We could prove relevant facts about ourselves and our identity to any application without fear that the information could be lost, stolen, or abused. This use case in particular is increasingly relevant as we anticipate a future where much of our biological data/genetic information is used to provide personalized medical care and services.

So if zero-knowledge proofs are so powerful, why aren’t they used for these applications already?

It took decades from the invention of the computer for it to be miniaturized into a PC. Similarly, zero-knowledge proofs have only recently become practical. The cost of generating them is still expensive compared to the traditional way of doing things. And the reality is that very few people would accept a slower, less efficient system; even one that preserves their privacy and gives them more control over how their data is shared. 

However, this field has witnessed substantial advances over the past decade. In 2019, we founded Aleo to accelerate the integration of zero-knowledge into the internet of the future. Aleo’s specific zero-knowledge solution - known as Zexe - ensures we don’t need to accept the performance tradeoff.

Looking Ahead at Zero-Knowledge

Using zero-knowledge cryptography, we can enjoy the internet’s benefits of global connection without paying the invisible cost of our privacy.
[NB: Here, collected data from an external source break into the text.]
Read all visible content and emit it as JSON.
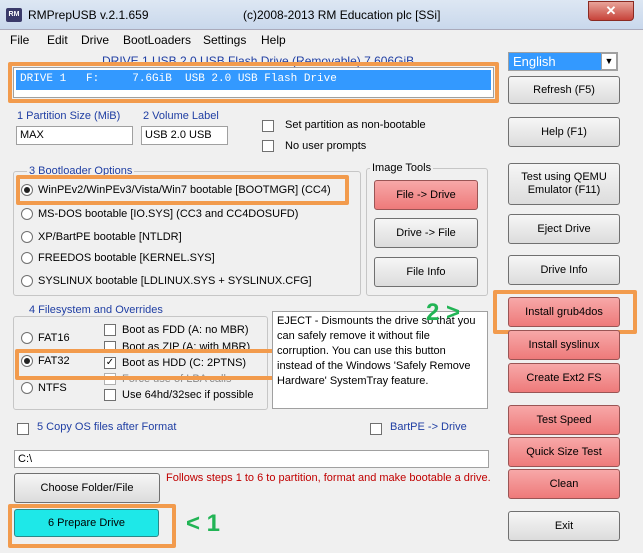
{
  "window": {
    "title": "RMPrepUSB v.2.1.659",
    "title_center": "(c)2008-2013 RM Education plc [SSi]",
    "app_icon_text": "RM",
    "close_glyph": "✕"
  },
  "menu": [
    "File",
    "Edit",
    "Drive",
    "BootLoaders",
    "Settings",
    "Help"
  ],
  "drive_header": "DRIVE 1 USB 2.0 USB Flash Drive  (Removable) 7.606GiB",
  "drive_list_item": "DRIVE 1   F:     7.6GiB  USB 2.0 USB Flash Drive",
  "language": {
    "selected": "English"
  },
  "partition": {
    "size_label": "1 Partition Size (MiB)",
    "size_value": "MAX",
    "volume_label": "2 Volume Label",
    "volume_value": "USB 2.0 USB",
    "non_bootable_label": "Set partition as non-bootable",
    "no_user_prompts_label": "No user prompts"
  },
  "bootloader": {
    "title": "3 Bootloader Options",
    "options": [
      {
        "label": "WinPEv2/WinPEv3/Vista/Win7 bootable [BOOTMGR] (CC4)",
        "selected": true
      },
      {
        "label": "MS-DOS bootable [IO.SYS]    (CC3 and CC4DOSUFD)",
        "selected": false
      },
      {
        "label": "XP/BartPE bootable [NTLDR]",
        "selected": false
      },
      {
        "label": "FREEDOS bootable [KERNEL.SYS]",
        "selected": false
      },
      {
        "label": "SYSLINUX bootable [LDLINUX.SYS + SYSLINUX.CFG]",
        "selected": false
      }
    ]
  },
  "image_tools": {
    "title": "Image Tools",
    "file_to_drive": "File -> Drive",
    "drive_to_file": "Drive -> File",
    "file_info": "File Info"
  },
  "filesystem": {
    "title": "4 Filesystem and Overrides",
    "fs_options": [
      {
        "label": "FAT16",
        "selected": false
      },
      {
        "label": "FAT32",
        "selected": true
      },
      {
        "label": "NTFS",
        "selected": false
      }
    ],
    "overrides": [
      {
        "label": "Boot as FDD (A: no MBR)",
        "checked": false
      },
      {
        "label": "Boot as ZIP (A: with MBR)",
        "checked": false
      },
      {
        "label": "Boot as HDD (C: 2PTNS)",
        "checked": true
      },
      {
        "label": "Force use of LBA calls",
        "checked": false
      },
      {
        "label": "Use 64hd/32sec if possible",
        "checked": false
      }
    ]
  },
  "info_text": "EJECT - Dismounts the drive so that you can safely remove it without file corruption. You can use this button instead of the Windows 'Safely Remove Hardware' SystemTray feature.",
  "copy_os_label": "5 Copy OS files after Format",
  "bartpe_label": "BartPE -> Drive",
  "path_value": "C:\\",
  "choose_folder": "Choose Folder/File",
  "follow_steps": "Follows steps 1 to 6 to partition, format and make bootable a drive.",
  "prepare_drive": "6 Prepare Drive",
  "right_buttons": {
    "refresh": "Refresh (F5)",
    "help": "Help (F1)",
    "test_qemu": "Test using QEMU Emulator (F11)",
    "eject": "Eject Drive",
    "drive_info": "Drive Info",
    "install_grub4dos": "Install grub4dos",
    "install_syslinux": "Install syslinux",
    "create_ext2": "Create Ext2 FS",
    "test_speed": "Test Speed",
    "quick_size_test": "Quick Size Test",
    "clean": "Clean",
    "exit": "Exit"
  },
  "annotations": {
    "step1": "< 1",
    "step2": "2 >"
  },
  "colors": {
    "highlight_orange": "#f29b4d",
    "annotation_green": "#22b455",
    "selected_blue": "#3399ff",
    "red_button": "#ee7a7a",
    "prepare_cyan": "#1ee8e8"
  }
}
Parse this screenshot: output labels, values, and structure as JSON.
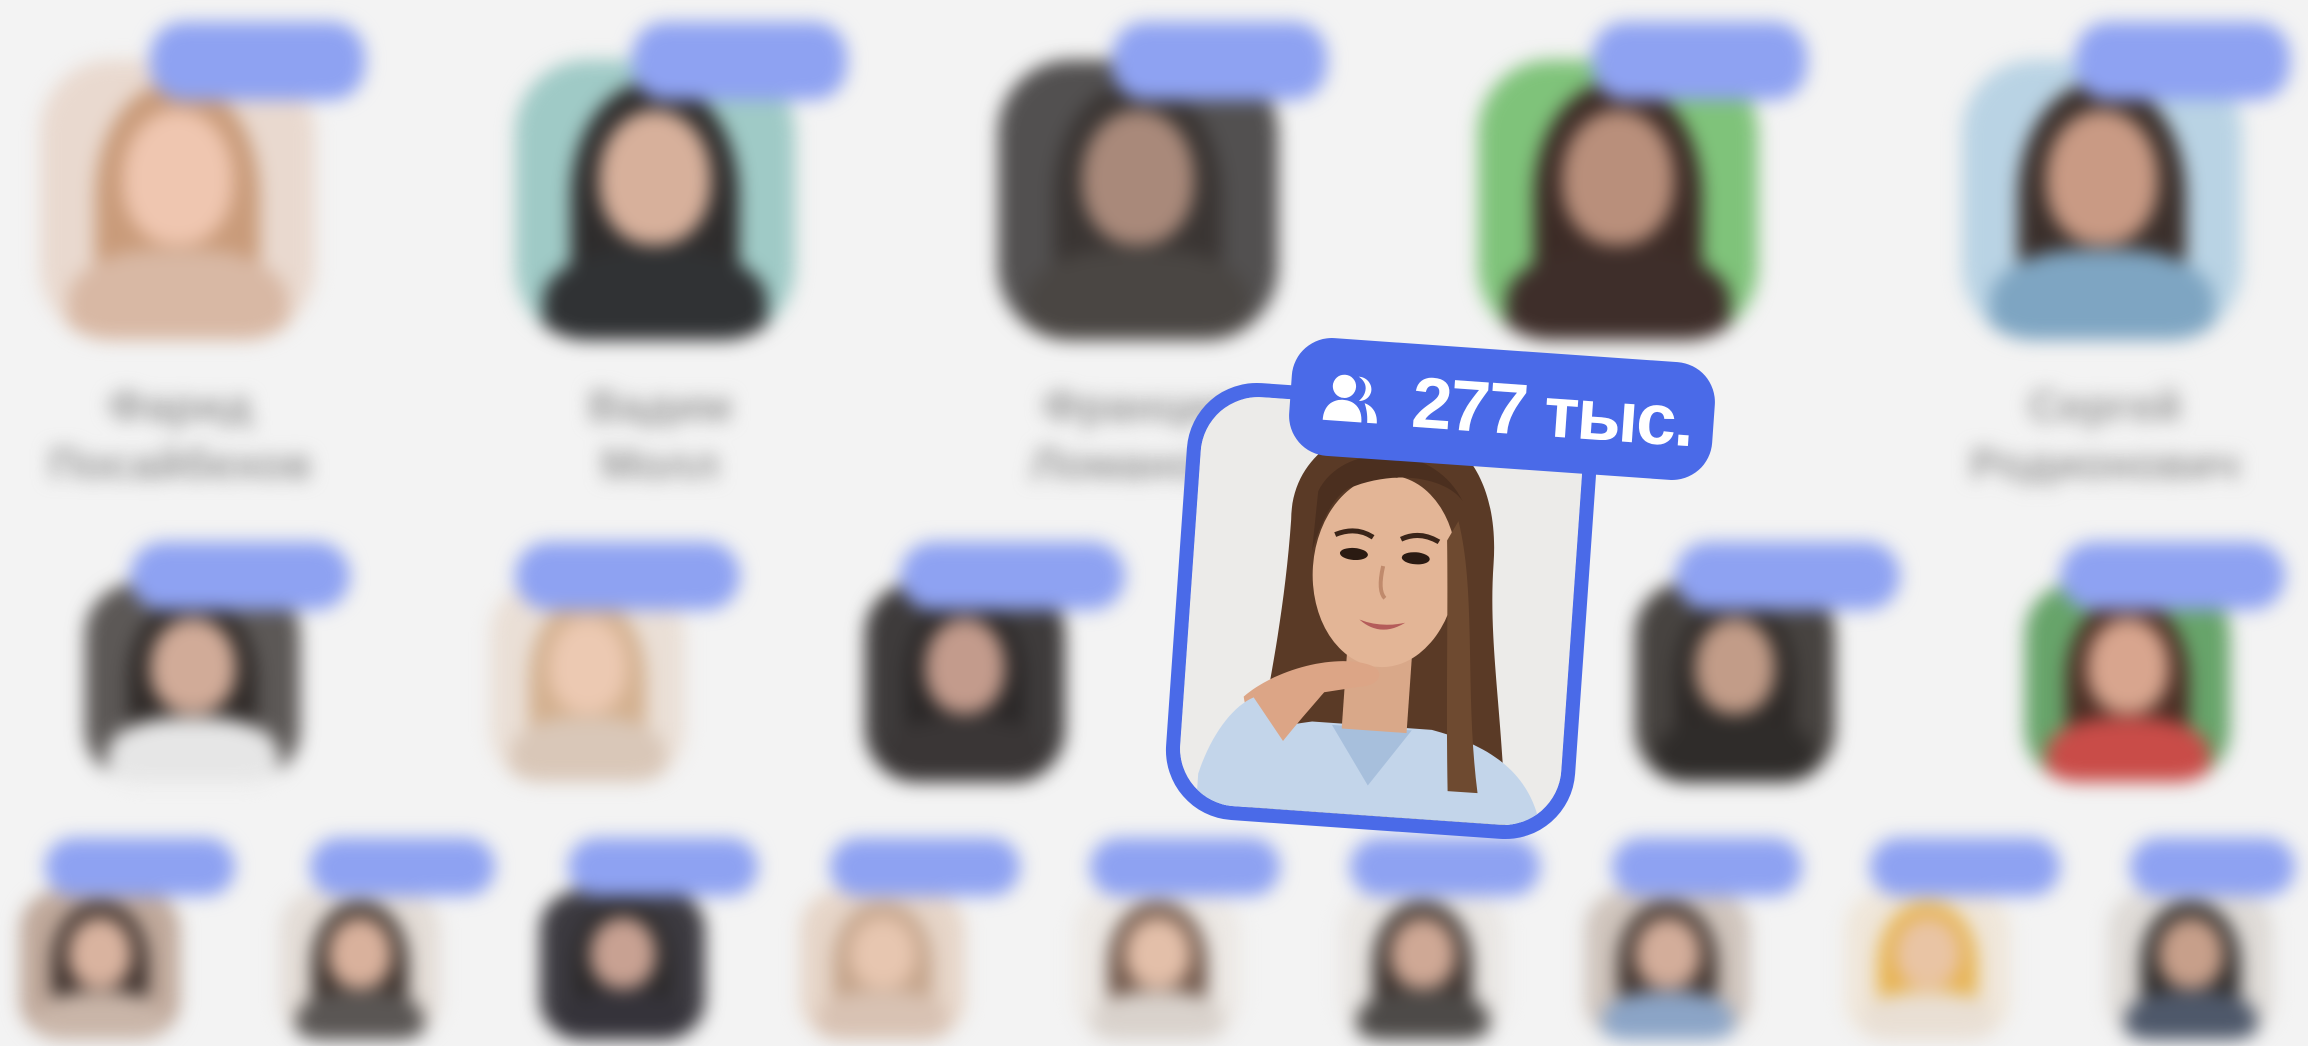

We don’t need to scrap everything and rebuild from the ground up. Rather, we can design new applications and new ways of interacting with those applications.

Using zero-knowledge cryptography, companies like Aleo can help put power back into the hands of users instead of the corporate interests that govern it. It’s more than “owning your data”: it’s reclaiming and redefining your digital identity so that you, and only you, choose what you want to share and with whom for a more private, personalized, and rewarding online experience.